Быть может эта позиция и возвышенна, но она негуманна именно в том смысле, который этому слову придает большинство людей. Суть того, что мы называем гуманным, заключается в том, чтобы не стремиться к абсолютному совершенству и не бояться впасть в грехи ради любви и верности; человечность несовместима с аскетическим идеалом, осуждающим привязанности.
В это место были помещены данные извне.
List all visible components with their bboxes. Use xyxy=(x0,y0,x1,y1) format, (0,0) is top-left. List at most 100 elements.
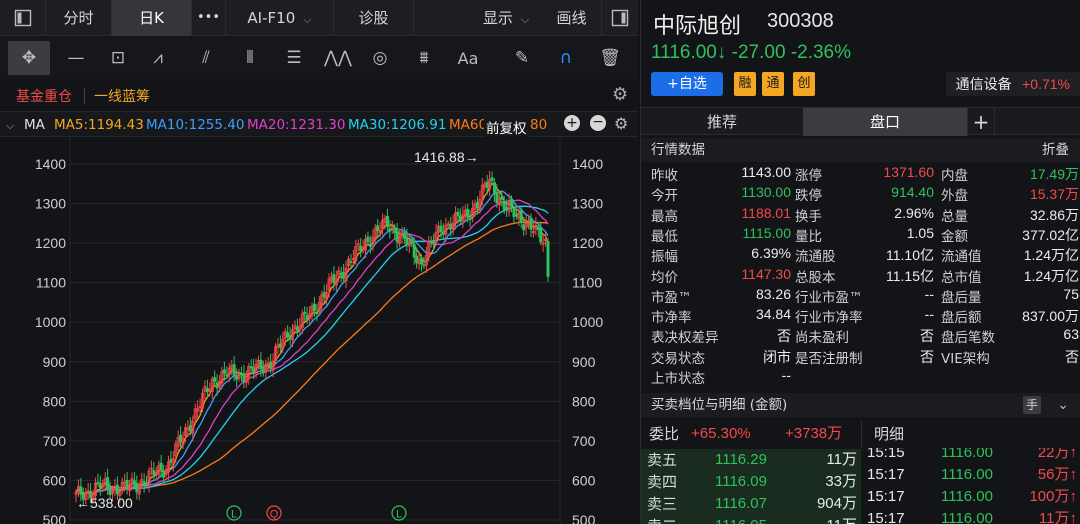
event-marker-label: L xyxy=(396,509,402,521)
candle-body xyxy=(475,202,479,209)
kline-chart[interactable]: 1400 1300 1200 1100 1000 900 800 700 600 500 1400… xyxy=(0,138,638,524)
crosshair-move-tool[interactable]: ✥ xyxy=(8,41,50,75)
candle-body xyxy=(441,231,445,235)
orderbook-level: 卖二 xyxy=(647,515,677,524)
gear-icon[interactable]: ⚙ xyxy=(614,114,628,133)
event-marker-label: L xyxy=(231,509,237,521)
bid-diff-value: +3738万 xyxy=(785,425,843,442)
draw-line-button[interactable]: 画线 xyxy=(542,0,602,36)
y-tick-label: 800 xyxy=(572,393,596,409)
orderbook-row[interactable]: 卖四 1116.09 33万 xyxy=(641,471,861,493)
zoom-out-icon[interactable]: − xyxy=(590,115,606,131)
candle-body xyxy=(449,223,453,230)
candle-body xyxy=(393,228,397,234)
y-tick-label: 1100 xyxy=(572,275,602,291)
bars-tool[interactable]: ⦀ xyxy=(232,41,268,75)
candle-body xyxy=(514,213,518,217)
badge-connect[interactable]: 通 xyxy=(762,72,784,96)
chart-grid xyxy=(69,138,561,524)
candle-body xyxy=(342,272,346,279)
add-watchlist-button[interactable]: +自选 xyxy=(651,72,723,96)
tag-fund[interactable]: 基金重仓 xyxy=(16,86,72,106)
y-tick-label: 1300 xyxy=(35,196,66,212)
y-tick-label: 1200 xyxy=(35,235,66,251)
chevron-down-icon[interactable]: ⌄ xyxy=(1057,393,1069,417)
back-button[interactable] xyxy=(0,0,46,36)
delete-tool[interactable]: 🗑 xyxy=(592,41,628,75)
add-tab-button[interactable]: + xyxy=(967,108,995,136)
orderbook-price: 1116.29 xyxy=(715,451,767,468)
wave-tool[interactable]: ⋀⋀ xyxy=(320,41,356,75)
detail-price: 1116.00 xyxy=(941,510,993,524)
quote-row: 市净率 34.84 行业市净率 -- 盘后额 837.00万 xyxy=(641,306,1080,326)
quote-value: 否 xyxy=(920,348,934,365)
more-tabs-button[interactable]: ••• xyxy=(192,0,226,36)
y-tick-label: 1100 xyxy=(36,275,66,291)
y-axis-right: 1400 1300 1200 1100 1000 900 800 700 600 500 xyxy=(572,156,603,524)
tag-bar: 基金重仓 一线蓝筹 ⚙ xyxy=(0,80,638,110)
crop-tool[interactable]: ⊡ xyxy=(100,41,136,75)
fib-tool[interactable]: ☰ xyxy=(276,41,312,75)
y-tick-label: 600 xyxy=(572,472,596,488)
y-tick-label: 500 xyxy=(43,512,67,524)
candle-body xyxy=(458,215,462,222)
candle-body xyxy=(485,181,489,188)
y-axis-left: 1400 1300 1200 1100 1000 900 800 700 600 500 xyxy=(35,156,66,524)
ma-label: MA xyxy=(24,117,45,133)
tab-intraday[interactable]: 分时 xyxy=(46,0,112,36)
detail-time: 15:17 xyxy=(867,466,905,483)
chevron-down-icon[interactable]: ⌵ xyxy=(6,119,14,133)
orderbook-title: 买卖档位与明细 (金额) xyxy=(651,397,788,413)
tab-diagnosis[interactable]: 诊股 xyxy=(334,0,414,36)
orderbook-row[interactable]: 卖三 1116.07 904万 xyxy=(641,493,861,515)
quote-row: 昨收 1143.00 涨停 1371.60 内盘 17.49万 xyxy=(641,164,1080,184)
orderbook-row[interactable]: 卖五 1116.29 11万 xyxy=(641,449,861,471)
fan-tool[interactable]: ⩘ xyxy=(140,41,176,75)
candle-body xyxy=(422,264,426,267)
display-dropdown[interactable]: 显示 ⌵ xyxy=(470,0,542,36)
candle-body xyxy=(115,484,119,495)
tab-ai-f10[interactable]: AI-F10 ⌵ xyxy=(226,0,334,36)
zoom-in-icon[interactable]: + xyxy=(564,115,580,131)
tab-daily-k[interactable]: 日K xyxy=(112,0,192,36)
sector-badge[interactable]: 通信设备 +0.71% xyxy=(945,72,1080,96)
sidebar-toggle-button[interactable] xyxy=(602,0,638,36)
quote-label: 外盘 xyxy=(941,188,968,205)
gann-tool[interactable]: ⩩ xyxy=(406,41,442,75)
hand-unit-button[interactable]: 手 xyxy=(1023,396,1041,414)
candle-body xyxy=(288,335,292,339)
fold-button[interactable]: 折叠 xyxy=(1042,138,1069,162)
line-tool[interactable]: — xyxy=(58,41,94,75)
quote-label: 总市值 xyxy=(941,269,982,286)
candle-body xyxy=(405,236,409,245)
text-tool[interactable]: Aa xyxy=(450,41,486,75)
candle-body xyxy=(261,368,265,373)
adjust-mode[interactable]: 前复权 xyxy=(484,117,529,137)
quote-value: 6.39% xyxy=(751,245,791,262)
tag-bluechip[interactable]: 一线蓝筹 xyxy=(94,86,150,106)
cycle-tool[interactable]: ◎ xyxy=(362,41,398,75)
channel-tool[interactable]: ⫽ xyxy=(188,41,224,75)
tab-recommend[interactable]: 推荐 xyxy=(641,108,803,136)
gear-icon[interactable]: ⚙ xyxy=(612,84,628,105)
bid-ratio-label: 委比 xyxy=(649,425,680,443)
stock-code: 300308 xyxy=(767,10,834,32)
quote-label: 上市状态 xyxy=(651,371,705,387)
eraser-tool[interactable]: ✎ xyxy=(504,41,540,75)
candle-body xyxy=(519,210,523,223)
orderbook-row[interactable]: 卖二 1116.05 11万 xyxy=(641,515,861,524)
wave-icon: ⋀⋀ xyxy=(324,48,352,68)
quote-label: 交易状态 xyxy=(651,350,705,367)
badge-margin[interactable]: 融 xyxy=(734,72,756,96)
candle-body xyxy=(235,375,239,380)
quote-label: 今开 xyxy=(651,188,678,205)
quote-label: 尚未盈利 xyxy=(795,330,849,347)
magnet-tool[interactable]: ∩ xyxy=(548,41,584,75)
sector-change: +0.71% xyxy=(1022,76,1070,92)
tab-order-disk[interactable]: 盘口 xyxy=(803,108,967,136)
tag-divider xyxy=(84,88,85,104)
badge-chinext[interactable]: 创 xyxy=(793,72,815,96)
fib-icon: ☰ xyxy=(286,48,302,68)
quote-row: 振幅 6.39% 流通股 11.10亿 流通值 1.24万亿 xyxy=(641,245,1080,265)
right-tabs: 推荐 盘口 + xyxy=(641,107,1080,136)
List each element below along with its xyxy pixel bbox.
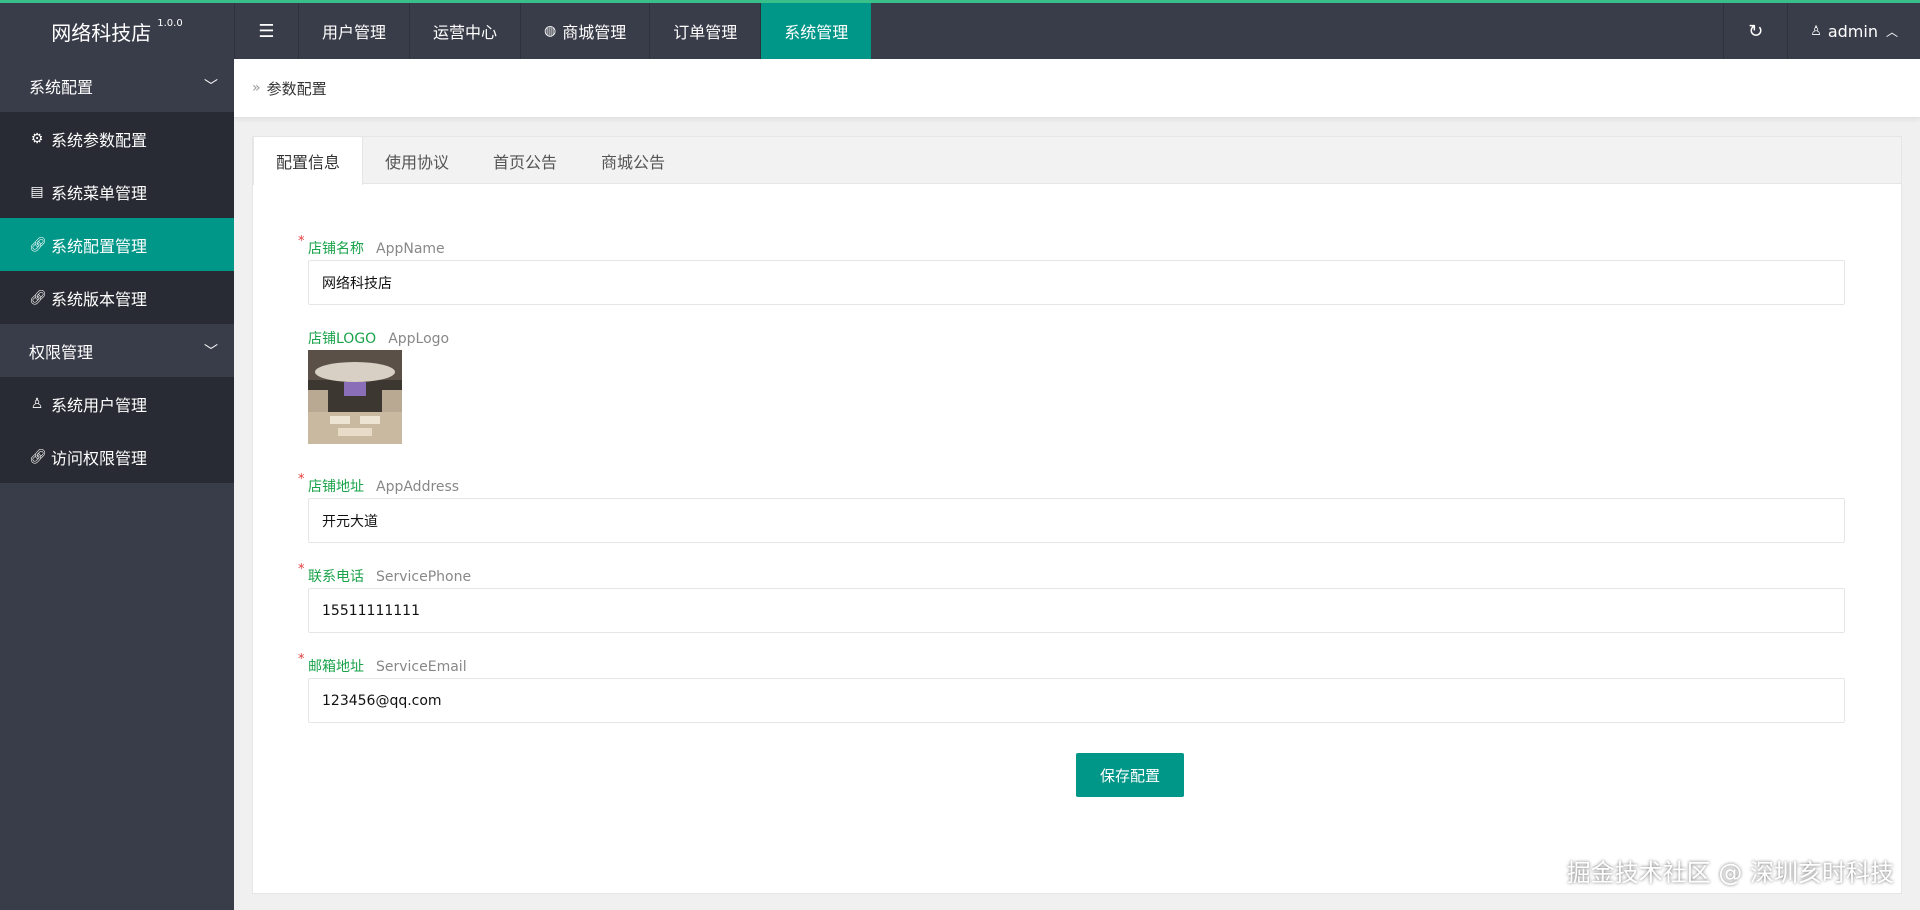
app-logo-label: 店铺LOGO AppLogo bbox=[308, 331, 450, 347]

Человек должен быть готов к тому, чтобы сполна заплатить за любовь к другим людям и принять как неизбежность то, что в конце концов жизнь сломает и победит нас. Подобно тому, как праведники воздерживаются от крепких напитков, табака и прочего, люди должны сторониться святости, хотя наверняка найдутся охотники со мной поспорить. В наш одержимый йогой век многие как-то легко согласились с тем, что отсутствие «привязанностей» лучше честного принятия земной жизни, а средний человек просто не в силах от них отказаться, ибо это нелегко. Иными словами, обычный человек – это что-то вроде неудавшегося святого. Но это далеко не так. Большинство людей действительно не хотят быть святыми, а те, кто хотят, скорее всего, никогда не подвергались искушению быть просто людьми.